I rejoice with all Christians and churches everywhere in Singapore. What a joy to be back to in person worship services! Yes, we had to wear masks but we were allowed to sing aloud! Certainly, we can worship without singing aloud, but it was good to be able to vocalise our praises again. I was blessed by the worship. I preached about “Real Faith” using the story of blind Bartimaeus to illustrate the four aspects of real faith. We could even have time at the altar for prayer and ministry. I pray all churches everywhere will allow for 5 to 15 minutes at the end of the service, in front of the stage, for people to pray and to be prayed for. We should trust God to visit his people with a fresh touch of the Holy Spirit. It is time for people to return to intimacy with God and authentic fellowship with their church friends. Spiritual social distancing has to end!
My wife was also given the Mother’s Day gift package of two bottles of Scoop tea leaves.

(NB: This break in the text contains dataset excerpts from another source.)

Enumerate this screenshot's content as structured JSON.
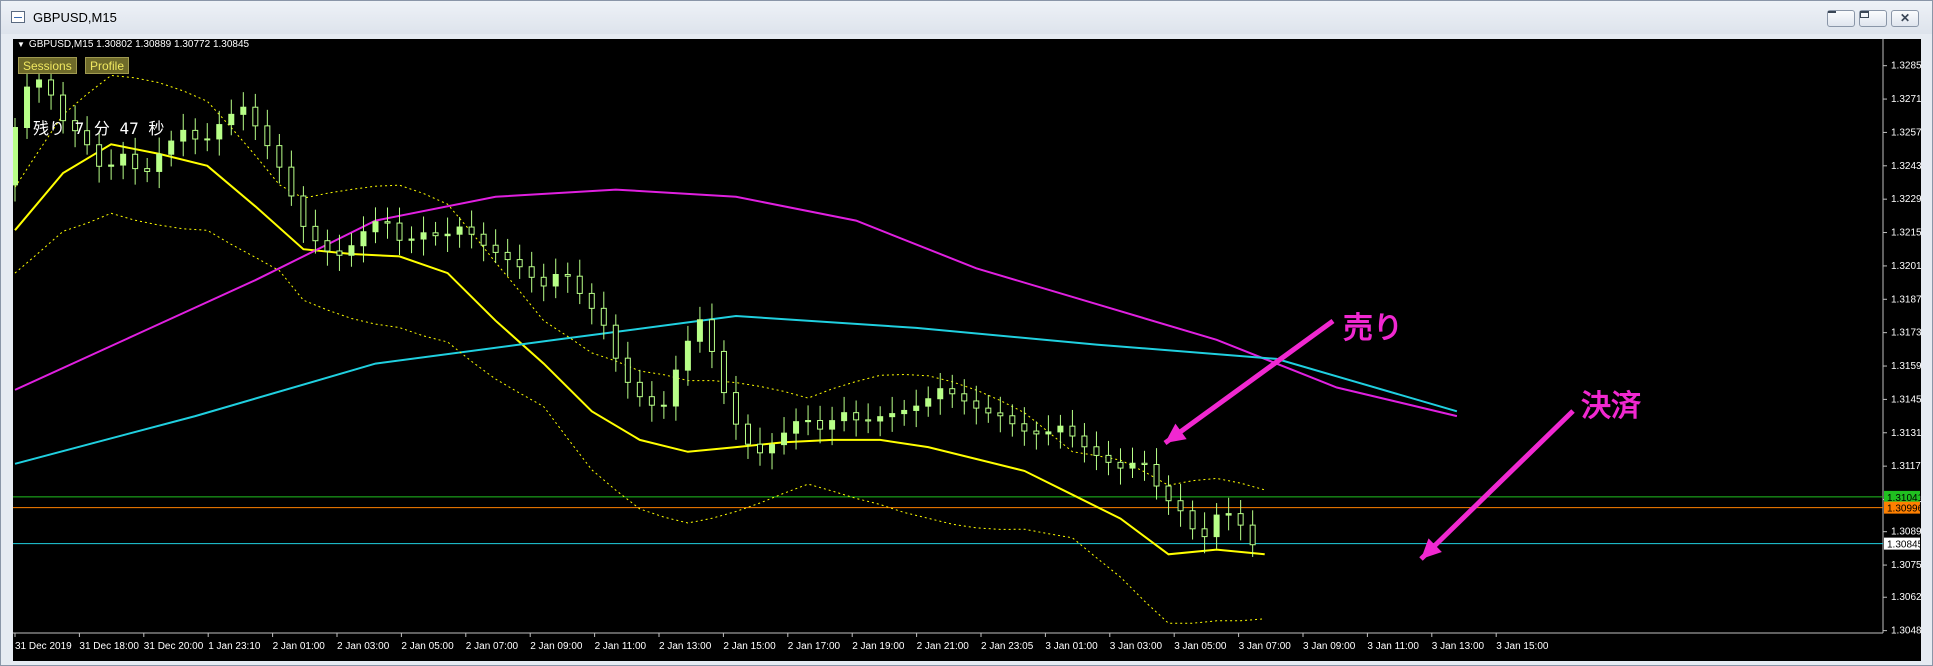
{
  "window": {
    "title": "GBPUSD,M15"
  },
  "chart": {
    "symbol_info": "GBPUSD,M15  1.30802 1.30889 1.30772 1.30845",
    "buttons": [
      {
        "label": "Sessions"
      },
      {
        "label": "Profile"
      }
    ],
    "timer_text": "残り 7 分 47 秒",
    "annotations": {
      "sell": "売り",
      "settle": "決済"
    },
    "colors": {
      "background": "#000000",
      "bull": "#b8ff88",
      "bear": "#b8ff88",
      "ma_fast": "#ffff00",
      "ma_mid": "#e020e0",
      "ma_slow": "#20d0e0",
      "bands": "#ffff00",
      "annotation": "#f028d0",
      "level_green": "#20c020",
      "level_orange": "#ff8000",
      "level_cyan": "#20d0e0"
    }
  },
  "chart_data": {
    "type": "candlestick",
    "symbol": "GBPUSD",
    "timeframe": "M15",
    "ohlc_current": {
      "open": 1.30802,
      "high": 1.30889,
      "low": 1.30772,
      "close": 1.30845
    },
    "y_ticks": [
      "1.32850",
      "1.32710",
      "1.32570",
      "1.32430",
      "1.32290",
      "1.32150",
      "1.32010",
      "1.31870",
      "1.31730",
      "1.31590",
      "1.31450",
      "1.31310",
      "1.31170",
      "1.31030",
      "1.30895",
      "1.30755",
      "1.30620",
      "1.30480"
    ],
    "y_range": [
      1.3047,
      1.3292
    ],
    "price_labels": [
      {
        "value": "1.31041",
        "color": "#20c020"
      },
      {
        "value": "1.30996",
        "color": "#ff8000"
      },
      {
        "value": "1.30845",
        "color": "#ffffff"
      }
    ],
    "x_ticks": [
      "31 Dec 2019",
      "31 Dec 18:00",
      "31 Dec 20:00",
      "1 Jan 23:10",
      "2 Jan 01:00",
      "2 Jan 03:00",
      "2 Jan 05:00",
      "2 Jan 07:00",
      "2 Jan 09:00",
      "2 Jan 11:00",
      "2 Jan 13:00",
      "2 Jan 15:00",
      "2 Jan 17:00",
      "2 Jan 19:00",
      "2 Jan 21:00",
      "2 Jan 23:05",
      "3 Jan 01:00",
      "3 Jan 03:00",
      "3 Jan 05:00",
      "3 Jan 07:00",
      "3 Jan 09:00",
      "3 Jan 11:00",
      "3 Jan 13:00",
      "3 Jan 15:00"
    ],
    "close_path": [
      1.3235,
      1.3275,
      1.328,
      1.3262,
      1.3255,
      1.324,
      1.3248,
      1.3238,
      1.325,
      1.3258,
      1.3252,
      1.3262,
      1.3268,
      1.3255,
      1.324,
      1.3218,
      1.3208,
      1.3205,
      1.3215,
      1.3222,
      1.321,
      1.3215,
      1.3213,
      1.3218,
      1.321,
      1.3205,
      1.32,
      1.3192,
      1.32,
      1.3188,
      1.3178,
      1.3155,
      1.3145,
      1.314,
      1.3165,
      1.318,
      1.315,
      1.3128,
      1.3122,
      1.313,
      1.3138,
      1.3132,
      1.314,
      1.3135,
      1.3138,
      1.314,
      1.3143,
      1.315,
      1.3145,
      1.314,
      1.3138,
      1.3132,
      1.313,
      1.3134,
      1.3126,
      1.312,
      1.3116,
      1.312,
      1.3105,
      1.3098,
      1.3085,
      1.31,
      1.3092,
      1.3078,
      1.307,
      1.3072,
      1.3066,
      1.3058,
      1.3064,
      1.308,
      1.3092,
      1.3085,
      1.3078,
      1.3074,
      1.3082
    ],
    "moving_averages": [
      {
        "color": "#ffff00",
        "points": [
          [
            0,
            1.3216
          ],
          [
            4,
            1.324
          ],
          [
            8,
            1.3252
          ],
          [
            12,
            1.3248
          ],
          [
            16,
            1.3243
          ],
          [
            20,
            1.3226
          ],
          [
            24,
            1.3208
          ],
          [
            28,
            1.3206
          ],
          [
            32,
            1.3205
          ],
          [
            36,
            1.3198
          ],
          [
            40,
            1.3178
          ],
          [
            44,
            1.316
          ],
          [
            48,
            1.314
          ],
          [
            52,
            1.3128
          ],
          [
            56,
            1.3123
          ],
          [
            60,
            1.3125
          ],
          [
            64,
            1.3127
          ],
          [
            68,
            1.3128
          ],
          [
            72,
            1.3128
          ],
          [
            76,
            1.3125
          ],
          [
            80,
            1.312
          ],
          [
            84,
            1.3115
          ],
          [
            88,
            1.3105
          ],
          [
            92,
            1.3095
          ],
          [
            96,
            1.308
          ],
          [
            100,
            1.3082
          ],
          [
            104,
            1.308
          ]
        ]
      },
      {
        "color": "#e020e0",
        "points": [
          [
            0,
            1.3149
          ],
          [
            10,
            1.3172
          ],
          [
            20,
            1.3195
          ],
          [
            30,
            1.322
          ],
          [
            40,
            1.323
          ],
          [
            50,
            1.3233
          ],
          [
            60,
            1.323
          ],
          [
            70,
            1.322
          ],
          [
            80,
            1.32
          ],
          [
            90,
            1.3185
          ],
          [
            100,
            1.317
          ],
          [
            110,
            1.315
          ],
          [
            120,
            1.3138
          ]
        ]
      },
      {
        "color": "#20d0e0",
        "points": [
          [
            0,
            1.3118
          ],
          [
            15,
            1.3138
          ],
          [
            30,
            1.316
          ],
          [
            45,
            1.317
          ],
          [
            60,
            1.318
          ],
          [
            75,
            1.3175
          ],
          [
            90,
            1.3168
          ],
          [
            105,
            1.3162
          ],
          [
            120,
            1.314
          ]
        ]
      }
    ]
  }
}
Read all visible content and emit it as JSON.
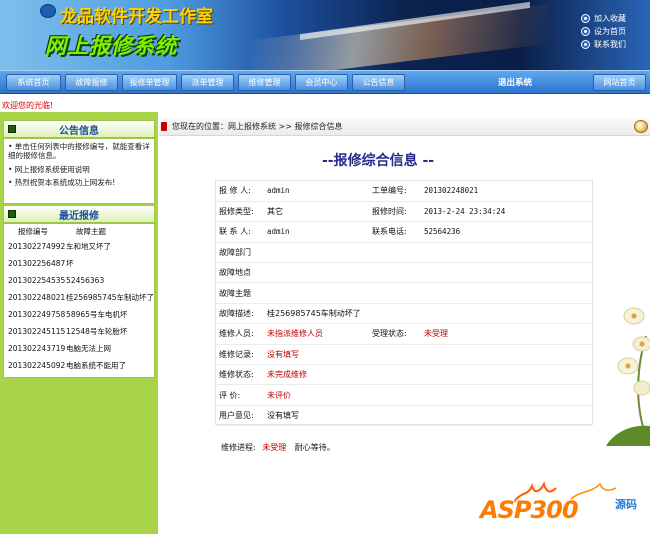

This is a generous church and Pastor Hock Cheng and his wife Camelia hosted us to a Japanese lunch at Great World City.
The quandary of the Mother’s Day sermon
The Mother’s Day sermon usually lands the pastor in a quandary. The sermon has to recognize the importance and contribution of mothers, without forgetting the fathers (they will have their day weeks later). The quandary is that single men and women are also present in the church service, both young and mature, and they are important to the church too, but there is no Single’s Day. Maybe churches should initiate a Singles Day to celebrate these people’s freedom from anxieties; and extol their ability to give undivided attention to pleasing the Lord (1 Cor 7:32-35).
Ways to preach Mother’s Day sermons
I have preached quite a few Mother’s Day sermons. Some of these sermons focus on the important role, influence and virtues of a godly mother. This is usually the time people like Eve, Sarah, Rebekah, Rachel and Leah, Jochebed (remember her?), Hannah, Naomi, Mary, and some lesser known unnamed female characters in the Old Testament and the gospels get the spotlight on Sunday. Other sermons deal with the more didactic passages like the famous (or infamous) Proverbs 31, that makes most mothers feel they are failed mothers or have fallen short of the glory of God. Other sermons compete with Reader’s Digest to give practical tips for mothers to upgrade their parenting skills.
These are certainly a few ways to go about developing the Mother’s Day sermon. However, the pastor needs to be conscious of the brokenness, discouragement and stresses that modern mothers face today. They need encouragement, affirmation and refreshment. We need to point them to the privileges, blessedness and resources of mothering. We need to point them to the grace, wisdom and power of God available to them as they love and form their children into godly adults. No mother should have to leave the sanctuary crestfallen, feeling condemned and a failure as a mother. They should leave feeling assured of God’s forgiveness, inspired with fresh hope for the calling, and certain that God will faithfully watch over and work on their children, despite all their parental shortcomings and regrets.
Directed at mothers mainly
The pastor does not want half or more of the congregation feeling the sermon is largely irrelevant to them, so for such sermons he needs to use general truths and principles that are just as applicable to singles and fathers as well. For example, the pastor can talk about how Mary the mother of Jesus pondered over significant events that accompanied Jesus’ birth, and while mothers will find it specially relevant, it can be used to exhort the whole congregation to be more attentive and reflective about what God may be doing and saying to them through the significant events that dot their lives.
Directed at all God’s people mainly
The other way, which I prefer, is to preach a sermon that applies to everyone but with a few sermon applications and references towards mothers. This helps gain the attention of all God’s people gathered for worship, and defuses or reduces feelings of irrelevancy or being slighted. Such a sermon could dwell on the attributes of God, or kingdom virtues like faith, hope and love revealed through a biblical event, teaching or character. I chose to do this in Shekinah Assembly. I preached about Real Faith and made a few applications to mothers.
The middle path is of course to use a variation of both approaches during alternate years. Whatever is written here applies to Father’s Day as well. I forgot to mention that it would be wonderful to make some truths relevant for non-Christians in the audience too, as they sometimes visit the church during such special days, but preaching with an evangelistic slant is another topic for another day.